Mittwoch, 31. Oktober 2012

Henry Jones


Henry Jones schnallte sich ab. Irgendwie hatte sich dieser Gurt doch verstellen lassen? Als das Flugzeug in Flughöhe war hatte er es sich sogar erklären lassen aber jetzt erinnerte er sich nicht mehr. Einige Reihen weiter auf der anderen Seite des Ganges saß ein Junge und schaute immer wieder zu ihm herüber. Er war vielleicht 12 Jahre alt. Vorhin hatte Henry ihm die Zunge raus gestreckt aber das schien ihn für den Kleinen nur noch interessanter gemacht zu haben. Henry beachtete ihn nicht mehr. Er hatte eigentlich wichtigeres zu tun aber er fand keine Konzentration, nicht in so einer Höhe, in einer kleinen Büchse über dem Meer. Seine Rede, die er morgen früh in Leipzig halten wollte, brauchte noch einige Notizen und Verweise, an einigen Stellen war er nicht ganz mit seinem Schreiber einverstanden gewesen und wollte sich etwas eigenes überlegen aber wie auch immer, er würde das ganze wohl verschieben müssen. Sobald er im Hotel seine Ruhe hatte würde er sich die ganze Sache mal ansehen. Im Moment schlugen ihm die ungewohnten Geräusche der Motoren auf den Magen und das ständige Auf-und-Ab ließ ihn jedes Mal tief Luft holen. Dabei flog Henry nicht zum ersten Mal, daran gewöhnen würde er sich wahrscheinlich dennoch nie mehr.

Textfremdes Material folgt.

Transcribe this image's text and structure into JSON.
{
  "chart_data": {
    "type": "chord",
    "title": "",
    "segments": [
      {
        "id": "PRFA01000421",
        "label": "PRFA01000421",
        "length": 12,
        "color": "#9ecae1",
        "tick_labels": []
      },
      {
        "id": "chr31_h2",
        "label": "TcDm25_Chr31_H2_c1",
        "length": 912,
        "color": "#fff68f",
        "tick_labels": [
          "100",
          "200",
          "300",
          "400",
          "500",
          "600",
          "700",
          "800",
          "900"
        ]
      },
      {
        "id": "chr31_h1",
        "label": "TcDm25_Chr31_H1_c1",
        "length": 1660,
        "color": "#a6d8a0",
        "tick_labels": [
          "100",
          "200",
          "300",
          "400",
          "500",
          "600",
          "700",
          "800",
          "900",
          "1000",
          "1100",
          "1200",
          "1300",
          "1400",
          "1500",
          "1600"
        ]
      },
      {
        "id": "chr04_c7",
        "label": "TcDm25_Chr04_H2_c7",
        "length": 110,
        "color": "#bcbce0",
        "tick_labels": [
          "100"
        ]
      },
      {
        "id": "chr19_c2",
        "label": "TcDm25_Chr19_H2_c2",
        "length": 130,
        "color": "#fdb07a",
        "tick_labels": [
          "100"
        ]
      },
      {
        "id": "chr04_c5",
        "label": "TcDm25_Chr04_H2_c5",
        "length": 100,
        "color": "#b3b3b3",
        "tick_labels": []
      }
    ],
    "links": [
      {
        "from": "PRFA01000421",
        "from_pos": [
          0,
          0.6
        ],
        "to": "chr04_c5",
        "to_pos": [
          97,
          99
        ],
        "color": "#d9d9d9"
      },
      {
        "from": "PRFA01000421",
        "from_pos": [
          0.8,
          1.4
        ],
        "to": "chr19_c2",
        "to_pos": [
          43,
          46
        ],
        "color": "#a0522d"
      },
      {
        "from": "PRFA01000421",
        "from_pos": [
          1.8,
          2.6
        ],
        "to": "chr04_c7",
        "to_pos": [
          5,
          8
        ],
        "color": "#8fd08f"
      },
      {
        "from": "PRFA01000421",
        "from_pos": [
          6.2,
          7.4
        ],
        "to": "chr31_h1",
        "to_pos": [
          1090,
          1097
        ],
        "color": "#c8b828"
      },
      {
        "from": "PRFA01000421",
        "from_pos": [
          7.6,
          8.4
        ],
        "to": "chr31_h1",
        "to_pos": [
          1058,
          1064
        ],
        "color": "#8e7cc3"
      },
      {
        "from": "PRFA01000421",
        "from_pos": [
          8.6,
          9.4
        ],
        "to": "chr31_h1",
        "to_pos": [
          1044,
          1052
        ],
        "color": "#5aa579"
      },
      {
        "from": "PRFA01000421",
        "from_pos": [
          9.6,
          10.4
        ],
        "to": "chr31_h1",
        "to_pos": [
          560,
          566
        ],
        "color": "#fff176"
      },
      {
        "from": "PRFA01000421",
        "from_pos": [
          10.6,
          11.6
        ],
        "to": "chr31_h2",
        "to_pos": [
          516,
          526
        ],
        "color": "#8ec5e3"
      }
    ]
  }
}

Abgesehen davon saß er noch nie in einer so kleinen Maschine, hier spürte man umso mehr wo man sich gerade befand. Da war schon wieder dieses Geräusch! Nein, dieses Mal klang es anders...
Dunkle Wolken schlugen gegen das Glas – es war schwarzer Rauch! Henry starrte auf das Fenster, er konnte nicht raus sehen – alles dunkel. Er blickte sich um. Ein verschrecktes Raunen ging durch die enge Röhre. Eine Flugbegleiterin tauchte auf, sie taumelte, als sei sie betrunken. Erst dann merkte Henry dass das Flugzeug schief zur Seite abdriftete. Weiße Wolken zogen nun an seinem Fenster vorbei und Felder einen Kilometer weit weg. Die ersten Schrei und weitere gesellten sich dazu, eine Stimme panisch und die Flugbegleiterin flog in die Reihen zu den Füßen der Passagiere. Henry lag mit seinem Oberkörper auf der Wand und kam in dieser Position nicht umhin aus dem Fenster zu starren und den Erdboden rasend schnell auf sich zukommen zu sehen. Doch das Flugzeug stabilisierte sich langsam wieder. Die Flugbegleiterin stand wieder auf.
Bitte bewahren sie Ruhe und hören sie mir zu!“
Das Geschrei wurde nach diesen Worten schlagartig leiser aber nicht ganz. Das Flugzeug hatte sich wieder auf den Bauch gelegt – die Flugbegleiterin konnte aufrecht stehen.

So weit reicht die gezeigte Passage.